So,
I will tell more about my Sunday excursion to "The Orchard," which there are plenty of, but only one where Virgina Woolfe hung out! It is in Grantchester, a new friend told me about it 2 weeks ago as he was passing through the house I live in. He had come here to graduate with a PhD in Neuroscience, and the weather was OOOhFFaul (as David Wales, my temporary adviser, will exclaim when he dislikes one thing or the next).
So having remembered this new PhD person's recommendation, I invited Barabra to tea and she invited Bryn. We walked along the path by the river Cam, and saw many cow patties, and fields. We sat outside in the sun filtered by little apple tree leaves and drank our Elderflower sparking cider and I ate scones with some hot chocolate. Barabra is thinking of doing a post-doc at Berkeley, and I am thinking of my need to talk about Native American issues. So we chat about this and that--compilers...operating systems that we hate and love...Fortran make files...then we head back.
Not able to contain myself any longer, I blurt out my feelings about Native American issues in the US, and Bryn and I suddenly are engaged in a long conversation about Polynesian New Zealanders and the differences/similarities to America. He is quite forgiving on the matter, and I am too, in the end--having my practical nature take over. But, I was glad to impress upon him my deep feelings, and beliefs, and he seemed to validate my colonized self. BLAH! NOT what I wanted, but what I FULLY expected. But, it is not his fault, how was he to know?
I seem to find peace in the idea of returning to my home and learning more about myself. I offered this as a mental consolation prize...it will do for the moment given this reworking of the mind and fleshing out of ideas. One cultural idea to the next.
I feel alive, validated in some strange way, and yet happy to share. The most treasured moment comes when Barabra and I are standing outside of the college (I don't remember which one, I'll ask), and she says that she thinks the important thing is what needs to be restored, and what should we try to resolve in this time, this age. I agree wholeheartedly. She explains how her grandfather was a soldier, somewhat against his will, but still taking pride in his Austrian nation. She does not know how to channel her guilt, what exactly she has inherited, and she does not know what it means for her to move beyond the human condition, and "be good" (for lack of a better word).

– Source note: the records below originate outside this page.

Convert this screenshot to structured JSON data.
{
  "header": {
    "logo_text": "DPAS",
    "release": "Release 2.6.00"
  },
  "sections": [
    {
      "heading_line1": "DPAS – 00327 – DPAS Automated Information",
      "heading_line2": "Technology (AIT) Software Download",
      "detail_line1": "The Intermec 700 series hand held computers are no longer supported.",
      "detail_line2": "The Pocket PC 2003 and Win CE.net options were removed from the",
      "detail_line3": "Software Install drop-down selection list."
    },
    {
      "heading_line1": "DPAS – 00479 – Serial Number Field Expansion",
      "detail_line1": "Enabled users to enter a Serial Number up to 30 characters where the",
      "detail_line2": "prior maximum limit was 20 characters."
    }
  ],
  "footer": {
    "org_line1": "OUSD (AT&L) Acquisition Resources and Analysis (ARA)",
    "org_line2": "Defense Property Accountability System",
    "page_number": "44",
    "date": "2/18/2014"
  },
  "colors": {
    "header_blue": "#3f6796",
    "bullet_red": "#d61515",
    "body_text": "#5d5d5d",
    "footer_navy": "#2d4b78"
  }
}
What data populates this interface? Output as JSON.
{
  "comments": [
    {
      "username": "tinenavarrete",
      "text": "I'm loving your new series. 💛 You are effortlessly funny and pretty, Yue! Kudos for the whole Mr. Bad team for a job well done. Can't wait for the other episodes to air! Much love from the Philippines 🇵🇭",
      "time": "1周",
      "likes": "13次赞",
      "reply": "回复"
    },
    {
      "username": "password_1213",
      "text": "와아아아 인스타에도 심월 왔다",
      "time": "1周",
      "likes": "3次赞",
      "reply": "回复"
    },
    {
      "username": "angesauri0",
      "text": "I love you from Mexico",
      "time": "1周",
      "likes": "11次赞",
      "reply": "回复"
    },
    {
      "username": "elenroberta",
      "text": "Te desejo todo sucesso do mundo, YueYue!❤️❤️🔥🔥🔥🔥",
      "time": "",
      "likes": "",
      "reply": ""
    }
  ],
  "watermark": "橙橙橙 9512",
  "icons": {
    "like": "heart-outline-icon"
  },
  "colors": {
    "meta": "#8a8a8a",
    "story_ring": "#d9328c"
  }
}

I, suddenly remembering a post I read about GhostWolf, who was abused in every way imaginable as a child, thought about how I interpreted the child's message. That being forced to do things as a child, knowing no better, and having no options, cannot truly be held accountable for those actions. (There is freedom, a profound, deep freedom in knowing this that has helped me in my own journey.) Moreover, she seemed to be describing her grandfather somewhat in this way, in my opinion, and there resonated a vague similarity.
She then started up about the study done at Stanford where there was a fake prison set up http://www.prisonexp.org/ and it had ended horribly. But then, she said she has decided that she wouldn't be part of this abusive scheme because she was female. In this study, Christina Maslach was the person who "blew the whistle" so to speak, and ended the whole event. She was the one who spoke out while everyone else (all male and from one cultural background) became evil.
Barabra had touched on our ability to think ahead, to plan for future generations. Women are especially good at this, they think about all things at once in a naturally harmonic way. I immediately explained that the Enron scandal was also reported by a women, Sherron Watkins, who also stated that the long term implications for the company is what caused her to come forward. Misty, a friend of mine, has argued in a paper "Sisters of Invention: How Women in Science & Technology Leadership Change Everything," that women think of sustainability more than men do, especially when sexually aroused.
I told Barabra of this, affirming her gut instinct as a woman, and we quietly celebrated our feminine nature in all its wondrous glory as only two women can. I then hoped that if any women/man from my tribe, who knew her cultural values, had participated in such a study, then (s)he would have spoken out as well...there could be no other way. I ended it by conjecturing that possibly her grandfather was a victim of circumstance, and he was also abused by the system. One question that remains...who is TRULY to blame? Who do we brand the unmerciful torturer for killing people, for planning from such a one-sided voice and idea? This is my struggle to understand, my interpretation, and desire to learn.
All I knew at that moment, is wisdom and love must be used, a whole lot of wisdom and love to heal this hurt. This was my reality, where I was being led to go.